Onward! To the prison y’all. But will someone take a moment and go grab Shane’s corpse? I miss him already.


  1. Lahrs

    Finally, I can talk about “the next place.” Yep, heading to the prison, which sets up the whole Governor thing nicely. The prison story arc is I believe going to be much more satisfying for viewers than the farm. It is very brutal, highly infested, and may contain a few other surprises.

    My favorite part though was seeing Michonne, talk about bad ass (she was the one with the sword and two chained up walkers). Have they ever mentioned what T-Dog’s real name is? Just curious if it is Tyrone as it would put a few more pieces together.

    It was a good end, and bodes well for next season. You have to admit, one good thing about writing for a show such as Walking Dead is it is super easy to get rid of the unnecessary characters; kind of an end of season pruning of the cast that other shows do not have the luxury to do.

    This is also about the point in the comic where Rick starts to lose it as well, but geez, everybody puts so much pressure on him to stay alive, and then gets upset with all of his decisions, that has to be so emotionally and mentally draining, not to mention the world in general they are in.
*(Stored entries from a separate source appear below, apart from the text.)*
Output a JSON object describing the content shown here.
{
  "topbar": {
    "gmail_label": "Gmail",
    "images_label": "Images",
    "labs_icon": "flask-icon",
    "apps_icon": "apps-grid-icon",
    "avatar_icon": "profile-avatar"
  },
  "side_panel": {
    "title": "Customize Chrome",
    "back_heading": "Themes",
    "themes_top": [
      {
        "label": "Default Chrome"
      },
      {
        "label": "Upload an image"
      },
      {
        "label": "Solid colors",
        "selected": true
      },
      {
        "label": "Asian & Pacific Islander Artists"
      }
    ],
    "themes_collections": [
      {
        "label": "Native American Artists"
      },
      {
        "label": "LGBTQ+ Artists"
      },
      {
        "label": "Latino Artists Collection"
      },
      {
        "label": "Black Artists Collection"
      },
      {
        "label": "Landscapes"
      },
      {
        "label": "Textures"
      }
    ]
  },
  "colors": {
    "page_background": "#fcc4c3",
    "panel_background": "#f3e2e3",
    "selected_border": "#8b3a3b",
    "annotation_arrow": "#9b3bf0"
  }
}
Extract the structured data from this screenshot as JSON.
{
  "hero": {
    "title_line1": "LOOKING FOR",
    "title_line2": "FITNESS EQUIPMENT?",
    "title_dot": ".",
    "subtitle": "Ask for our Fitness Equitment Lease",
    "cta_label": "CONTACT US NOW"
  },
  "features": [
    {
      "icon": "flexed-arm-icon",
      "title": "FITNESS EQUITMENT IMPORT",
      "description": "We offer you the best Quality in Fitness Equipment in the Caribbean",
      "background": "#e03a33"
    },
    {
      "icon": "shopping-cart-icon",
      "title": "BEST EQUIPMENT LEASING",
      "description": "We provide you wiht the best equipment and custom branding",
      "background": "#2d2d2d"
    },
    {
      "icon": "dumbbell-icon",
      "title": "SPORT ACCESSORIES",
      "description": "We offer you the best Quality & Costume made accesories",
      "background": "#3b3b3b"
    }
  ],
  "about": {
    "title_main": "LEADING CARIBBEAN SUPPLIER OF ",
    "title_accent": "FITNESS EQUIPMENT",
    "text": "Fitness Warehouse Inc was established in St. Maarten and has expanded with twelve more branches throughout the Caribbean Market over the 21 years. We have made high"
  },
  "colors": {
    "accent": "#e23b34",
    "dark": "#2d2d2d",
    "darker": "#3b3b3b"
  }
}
    And Lori… my god, does she need to go, for everyone’s sake. Didn’t she push Rick toward killing Shane to begin with? She was not this annoying at all in the comics. This isn’t a debate on male or female roles in a family, but as she specifically has accepted the role as mother and housewife, she doesn’t seem to have a single clue what is going on with her son, but is the first to panic and put everyone in danger when she can’t find him, repeatedly. Her character annoys the hell out of me. And Chandler Riggs (Carl)… that boy can’t act and it becomes more painful to watch every episode, especially now that he is getting more lines, a more prominent role, and is supposed to be showing more emotional range. I understand the cast praising their fellow cast mates, no matter what, but it doesn’t mean everyone else has to buy it. There are good child actors, plenty of them, and I am sure a show like Walking Dead is a lot more stressful and difficult than a sitcom where they just have to come down stairs, say something cute and funny, and then leave.

    • Lahrs

      You are right. I am fine with the changes. I am not a purist screaming because it is not panel for shot. If anything, I wish Daryl was in the comic, or at least used more in the show.

  2. That whole out of nowhere, cape-wearing ninja with chained zombie bracelets saving the day scene was seriously one of the most bad-ass reveals of all time in my book.

    I don’t know if it was as cool for the comic book readers that already knew about her and were anxiously awaiting her (or maybe it was cooler), but dang . . . I had to watch that scene over and over. Awesome.

    “We’ve officially entered comic book territory.” I said much the same thing to my wife after the last five minutes of the episode. Season two was a bit difficult to get through at times, but that tease to season three right at the end has me salivating.